Melacak Tradisi Filsafat Islam Mazhab Iluminasi

Diakui atau tidak, dalam khazanah pemikiran Islam—termasuk filsafat Islam— sebenarnya kita memiliki akar tradisi yang kuat dalam berbagai kajian. Dan kita juga harus mengakui beberapa dekade ini tradisi kajian filsafat Islam kita mulai kendur, dan agak mengalami kemandekan, bahkan redup, sehingga terkesan tak ada perkembangan dan kemajuan.

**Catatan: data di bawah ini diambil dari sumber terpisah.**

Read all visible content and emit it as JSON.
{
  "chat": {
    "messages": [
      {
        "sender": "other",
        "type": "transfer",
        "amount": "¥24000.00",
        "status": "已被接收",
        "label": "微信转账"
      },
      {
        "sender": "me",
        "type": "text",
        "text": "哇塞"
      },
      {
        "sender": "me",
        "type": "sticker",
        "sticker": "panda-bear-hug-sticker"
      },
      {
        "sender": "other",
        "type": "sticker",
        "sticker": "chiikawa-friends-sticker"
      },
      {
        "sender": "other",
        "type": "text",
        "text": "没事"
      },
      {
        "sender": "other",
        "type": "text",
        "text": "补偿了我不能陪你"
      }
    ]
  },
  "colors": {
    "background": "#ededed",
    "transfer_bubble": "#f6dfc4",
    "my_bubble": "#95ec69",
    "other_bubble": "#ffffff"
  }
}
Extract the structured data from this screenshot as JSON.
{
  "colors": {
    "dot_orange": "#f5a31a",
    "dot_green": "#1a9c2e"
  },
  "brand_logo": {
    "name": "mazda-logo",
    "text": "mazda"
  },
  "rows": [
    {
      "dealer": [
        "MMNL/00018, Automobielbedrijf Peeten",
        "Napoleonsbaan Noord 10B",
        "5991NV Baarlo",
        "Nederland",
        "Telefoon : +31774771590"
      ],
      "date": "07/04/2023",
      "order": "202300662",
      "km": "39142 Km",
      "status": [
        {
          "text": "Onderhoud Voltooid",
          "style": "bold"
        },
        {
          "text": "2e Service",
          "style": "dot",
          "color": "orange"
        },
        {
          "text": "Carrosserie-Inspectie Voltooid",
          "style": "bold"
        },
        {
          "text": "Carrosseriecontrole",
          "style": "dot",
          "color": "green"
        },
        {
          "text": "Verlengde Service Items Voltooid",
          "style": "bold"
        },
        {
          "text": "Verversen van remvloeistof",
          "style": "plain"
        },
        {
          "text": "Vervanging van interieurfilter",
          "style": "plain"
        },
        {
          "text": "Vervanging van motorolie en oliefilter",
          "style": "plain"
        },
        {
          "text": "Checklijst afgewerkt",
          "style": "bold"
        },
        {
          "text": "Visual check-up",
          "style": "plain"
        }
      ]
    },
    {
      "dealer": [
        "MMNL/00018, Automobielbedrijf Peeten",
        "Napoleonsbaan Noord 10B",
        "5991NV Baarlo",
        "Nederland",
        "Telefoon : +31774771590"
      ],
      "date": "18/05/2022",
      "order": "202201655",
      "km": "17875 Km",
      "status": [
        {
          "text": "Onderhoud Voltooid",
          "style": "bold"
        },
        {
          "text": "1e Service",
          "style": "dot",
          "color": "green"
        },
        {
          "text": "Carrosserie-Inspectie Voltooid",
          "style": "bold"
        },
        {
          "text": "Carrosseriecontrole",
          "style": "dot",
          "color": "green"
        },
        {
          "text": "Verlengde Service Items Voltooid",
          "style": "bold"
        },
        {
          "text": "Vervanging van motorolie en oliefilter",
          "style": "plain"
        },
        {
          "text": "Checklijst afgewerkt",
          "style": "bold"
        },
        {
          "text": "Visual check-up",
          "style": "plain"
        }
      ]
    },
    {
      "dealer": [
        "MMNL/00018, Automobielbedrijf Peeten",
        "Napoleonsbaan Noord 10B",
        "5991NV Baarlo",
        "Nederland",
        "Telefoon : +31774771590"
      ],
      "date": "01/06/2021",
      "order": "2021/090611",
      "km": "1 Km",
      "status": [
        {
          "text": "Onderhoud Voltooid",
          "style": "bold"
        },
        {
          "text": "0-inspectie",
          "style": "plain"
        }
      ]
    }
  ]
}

Sepertinya kita memang perlu sejenak melihat ke belakang jejak warisan tradisi filsafat Islam ini sebagai bentuk refleksi. Bahwa sejak diperkenalkannya tradisi pemikiran filsafat Islam dari para filsuf Muslim klasik, seperti: al-Kindi, al-Razi, al-Farabi, Ibn Sina, hingga pasca-kritikan al-Ghazali melalui Tahafutul al-Falasifah, keberadaan tradisi pemikiran filsafat Islam ini tetap masih kuat.

Terbukti, adanya pergeseran tradisi filsafat Islam dari Timur Islam ke belahan Barat Islam di era dinasti Amawiyah Spanyol (Eropa) yang menghadirkan para filsuf-filsuf Muslim besar semisal, Ibnu Bajjah (1100–1138 M), atau Avempace dan Aben Pace, Ibnu Thufail (1110-1185 M) atau Abubacer, dan Ibnu Rusyd (1126–1198 M) Averrois di kalangan intelektual Barat.

Tradisi baik dalam kajian filsafat Islam ini, kemudian dilanjutkan kembali di dunia Persia dengan nama mazhab yang kita dikenal sebagai mazhab filsafat iluminasi atau Isyraqiyyah. Sebagaimana kita ketahui tradisi kajian filsafat Islam mazhab Isyraqiyyah ini didirikan oleh filsuf besar Suhrawardi di sekitaran abad ke-12 Masehi.

Secara epistemologi dan ontologi tradisi filsafat Islam mazhab iluminasi ini dapat dikatakan sebagai kelanjutan dari tradisi filsafat Islam di masa Ibn Sina dan kawan-kawan.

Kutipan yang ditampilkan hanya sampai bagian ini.